Marshall made this disclosure yesterday as he appeared in a virtual conference of the  Commonwealth Caribbean Associations of Integrity Commissioners & Anti-Corruption Bodies.

Marshall told the meeting Barbados had to divert all of its resources to keep the country afloat just when Government was on the cusp of establishing an Integrity in Public Life Commission.

He said:  “The resources that we would have made available to establish those agencies, to staff them independently and completely are now having to be diverted to ensure that we have ventilators [and that] those people who have been thrown on the unemployment line have food.

“Our current experiences are that we have had about 45,000 Barbadians applying to the National Insurance Scheme for unemployment benefits and our unemployment rate has now skyrocketed from just over ten to 30 per cent.

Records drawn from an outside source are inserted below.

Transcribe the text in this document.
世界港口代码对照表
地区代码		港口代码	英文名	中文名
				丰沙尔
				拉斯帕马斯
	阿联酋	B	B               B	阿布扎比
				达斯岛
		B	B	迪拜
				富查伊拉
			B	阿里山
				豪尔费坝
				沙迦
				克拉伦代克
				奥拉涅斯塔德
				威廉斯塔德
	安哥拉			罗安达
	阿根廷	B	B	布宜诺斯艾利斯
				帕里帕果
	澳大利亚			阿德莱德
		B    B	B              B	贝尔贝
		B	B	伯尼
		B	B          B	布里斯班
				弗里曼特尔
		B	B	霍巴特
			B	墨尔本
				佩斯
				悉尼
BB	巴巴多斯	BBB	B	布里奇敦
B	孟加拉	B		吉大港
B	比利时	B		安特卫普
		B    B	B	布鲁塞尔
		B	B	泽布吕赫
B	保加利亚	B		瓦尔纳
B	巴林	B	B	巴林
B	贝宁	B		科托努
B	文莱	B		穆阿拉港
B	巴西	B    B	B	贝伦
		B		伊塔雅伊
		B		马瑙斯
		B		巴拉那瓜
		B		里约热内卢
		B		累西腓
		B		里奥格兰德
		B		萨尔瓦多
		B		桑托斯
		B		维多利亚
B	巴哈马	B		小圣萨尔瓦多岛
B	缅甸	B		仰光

“We have put a lot of groundwork into putting a modern framework to fight corruption, determining that we need new agencies.

“[We] provided funding in our current estimates for the establishment of all of those agencies but now we are faced with a choice; do we focus on the bread and butter issues in keeping Barbados afloat, or, do we take some of those resources and dedicate them towards the fight against corruption.

“It is an impossible choice but that is the problem with being in government, we have to make impossible decisions.”

In addition to the fight against corruption, Marshall noted the issue of confronting money laundering.

He said that for every act of corruption, there will be an act of money laundering and he used the opportunity to remind the panel that Barbados had “made its way on to the European Union’s (EU) blacklist” in relation to its fight against money laundering.

He revealed to the Commonwealth meeting that the total volume of Barbados’ currency is about 0.000001 per cent of the total amount of cases that is moving throughout the world.

“Therefore, to be on a blacklist and to be considered a country that poses a great risk to the EU financial market is rather fanciful. But we still have to deal with how to get off the EU blacklist and we are not going to be able to get off unless we adequately address the issue of money laundering.

[In fact] any serious attempt to address the issue of money laundering must be completely married to how we deal with the fight against corruption,” he maintained.

The Attorney General gave the undertaking that Barbados would reorient its economy in such a way that transparency is at the centre since this is vital to rooting out corruption.

He also pledged to enact a modern and legislative framework to achieve the desired result.

Also on the panel at yesterday’s virtual conference were Commonwealth Secretary-General Baroness Patricia Scotland; Chief Technical Director of the Financial Investigations Division in Jamaica and Chairman and Independent Member of the Association Dirk Harrison; and Head of Public Sector Governance at the Commonwealth Secretariat Dr Roger Koranteng.